Quebec author explores if religious identity and feminism can mutually exist

“I am a woman of faith and also a feminist,” says Quebec author and lawyer, Dania Suleman, who has written a book about what she says it’s like to be excluded from the debate on women’s rights in the province. Wala Amara reports.

By Wala Amara, OMNI

Quebec and Eritrean author Dania Suleman is exploring the intersection of faith and feminism in her latest book, “Les Malentendues.”

In the 125-page essay, the author and lawyer discusses freedom of religion, gender equality, the integration of immigrant communities – and how they can all be intertwined.

“And I just thought that given my background… I am a woman of faith and I am also a feminist, I thought, ‘well I feel very excluded from this debate because I believe in both principles being able to align together,” said Suleman, who currently lives in New York.

Suleman explains that she felt pressure to write the essay after Bill 21 took effect in Quebec in 2019. The bill bans some public sector employees in position of authority, like teachers and police officers, from wearing religious symbols while on the job.

Suleman felt there was a way to reconcile the seemingly disparate topics.

“Binarity is such a limiting way of life to be like, you’re either a feminist and anti-religion, or you’re religious but you cannot live within principles of gender equality.
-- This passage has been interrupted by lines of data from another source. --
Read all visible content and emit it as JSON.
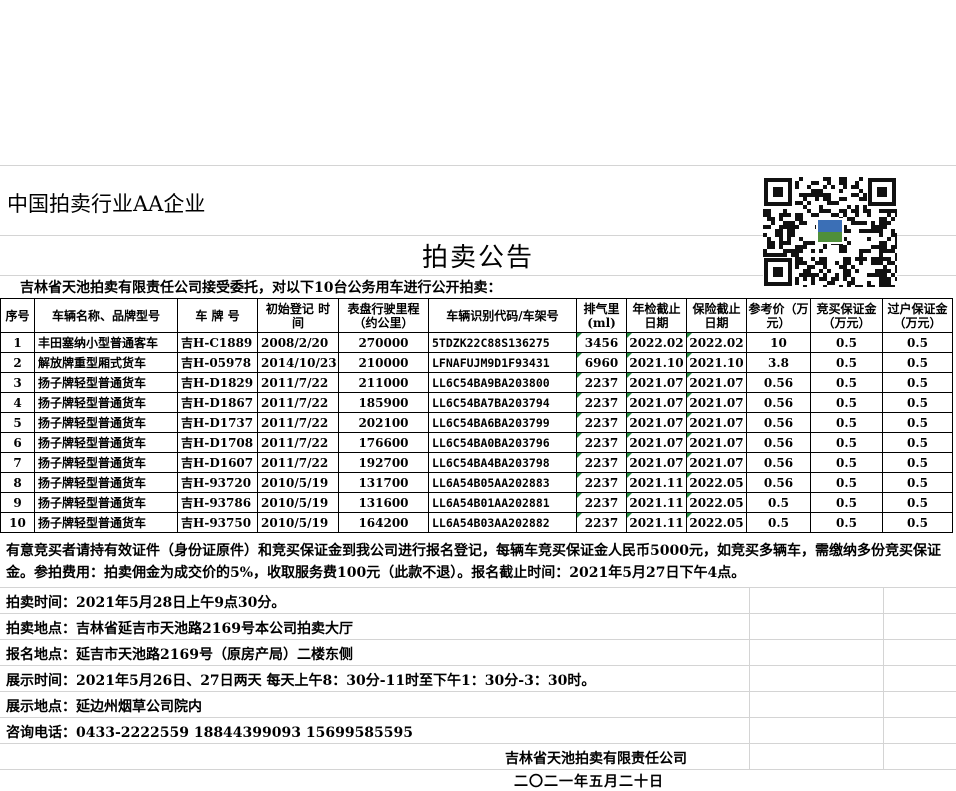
{
  "header": {
    "company_tag": "中国拍卖行业AA企业",
    "title": "拍卖公告",
    "intro": "吉林省天池拍卖有限责任公司接受委托，对以下10台公务用车进行公开拍卖："
  },
  "table": {
    "headers": [
      "序号",
      "车辆名称、品牌型号",
      "车 牌 号",
      "初始登记 时 间",
      "表盘行驶里程（约公里）",
      "车辆识别代码/车架号",
      "排气里(ml)",
      "年检截止日期",
      "保险截止日期",
      "参考价（万元）",
      "竞买保证金（万元）",
      "过户保证金（万元）"
    ],
    "rows": [
      [
        "1",
        "丰田塞纳小型普通客车",
        "吉H-C1889",
        "2008/2/20",
        "270000",
        "5TDZK22C88S136275",
        "3456",
        "2022.02",
        "2022.02",
        "10",
        "0.5",
        "0.5"
      ],
      [
        "2",
        "解放牌重型厢式货车",
        "吉H-05978",
        "2014/10/23",
        "210000",
        "LFNAFUJM9D1F93431",
        "6960",
        "2021.10",
        "2021.10",
        "3.8",
        "0.5",
        "0.5"
      ],
      [
        "3",
        "扬子牌轻型普通货车",
        "吉H-D1829",
        "2011/7/22",
        "211000",
        "LL6C54BA9BA203800",
        "2237",
        "2021.07",
        "2021.07",
        "0.56",
        "0.5",
        "0.5"
      ],
      [
        "4",
        "扬子牌轻型普通货车",
        "吉H-D1867",
        "2011/7/22",
        "185900",
        "LL6C54BA7BA203794",
        "2237",
        "2021.07",
        "2021.07",
        "0.56",
        "0.5",
        "0.5"
      ],
      [
        "5",
        "扬子牌轻型普通货车",
        "吉H-D1737",
        "2011/7/22",
        "202100",
        "LL6C54BA6BA203799",
        "2237",
        "2021.07",
        "2021.07",
        "0.56",
        "0.5",
        "0.5"
      ],
      [
        "6",
        "扬子牌轻型普通货车",
        "吉H-D1708",
        "2011/7/22",
        "176600",
        "LL6C54BA0BA203796",
        "2237",
        "2021.07",
        "2021.07",
        "0.56",
        "0.5",
        "0.5"
      ],
      [
        "7",
        "扬子牌轻型普通货车",
        "吉H-D1607",
        "2011/7/22",
        "192700",
        "LL6C54BA4BA203798",
        "2237",
        "2021.07",
        "2021.07",
        "0.56",
        "0.5",
        "0.5"
      ],
      [
        "8",
        "扬子牌轻型普通货车",
        "吉H-93720",
        "2010/5/19",
        "131700",
        "LL6A54B05AA202883",
        "2237",
        "2021.11",
        "2022.05",
        "0.56",
        "0.5",
        "0.5"
      ],
      [
        "9",
        "扬子牌轻型普通货车",
        "吉H-93786",
        "2010/5/19",
        "131600",
        "LL6A54B01AA202881",
        "2237",
        "2021.11",
        "2022.05",
        "0.5",
        "0.5",
        "0.5"
      ],
      [
        "10",
        "扬子牌轻型普通货车",
        "吉H-93750",
        "2010/5/19",
        "164200",
        "LL6A54B03AA202882",
        "2237",
        "2021.11",
        "2022.05",
        "0.5",
        "0.5",
        "0.5"
      ]
    ]
  },
  "notice": {
    "paragraph": "有意竞买者请持有效证件（身份证原件）和竞买保证金到我公司进行报名登记，每辆车竞买保证金人民币5000元，如竞买多辆车，需缴纳多份竞买保证金。参拍费用：拍卖佣金为成交价的5%，收取服务费100元（此款不退）。报名截止时间：2021年5月27日下午4点。",
    "auction_time": "拍卖时间：2021年5月28日上午9点30分。",
    "auction_place": "拍卖地点：吉林省延吉市天池路2169号本公司拍卖大厅",
    "signup_place": "报名地点：延吉市天池路2169号（原房产局）二楼东侧",
    "display_time": "展示时间：2021年5月26日、27日两天   每天上午8：30分-11时至下午1：30分-3：30时。",
    "display_place": "展示地点：延边州烟草公司院内",
    "phone": "咨询电话：0433-2222559 18844399093 15699585595"
  },
  "signature": {
    "company": "吉林省天池拍卖有限责任公司",
    "date": "二〇二一年五月二十日"
  },
  "colors": {
    "cell_marker": "#1e8a3a",
    "grid": "#d4d4d4"
  }
}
This whole binary thinking of good and bad, or of the good and bad immigrant, the one that is asking for too much versus the one that’s quiet, isn’t asking much.

“So binary thinking or even the whole principle of whenever a woman of faith – especially a woman wearing the hijab – we’re always asking her, ‘did you choose to wear the veil or were u forced to wear the veil?’ So it’s very binary.”

Credit: INSTAGRAM/Dania Suleman

Suleman says the idea of the book – that religious identity and feminism can co-exist within the same individual – took hold of her around 2013.

“When Quebec was going through a heavy political debate on the Quebec Charter of Values, in which at that time the PQ (Parti Quebecois) wanted to implement that basically every worker of the public function could not wear a symbol, a religious symbol, in their working hours.”

Suleman hopes her book can help heal social divides in Quebec society.

“If feminism was able to educate women about spaces in which they were unequal, including religious women, they’re now doing work within their religious institutions, sacred spaces or religious. Now we need close the circle and be able to legitimize their work and include it.

“If we’re able to legitimize the work of so many other feminists, then it’s also the time to start legitimizing the work of religious feminists that are trying to change from within a structure that has been very patriarchal throughout time.”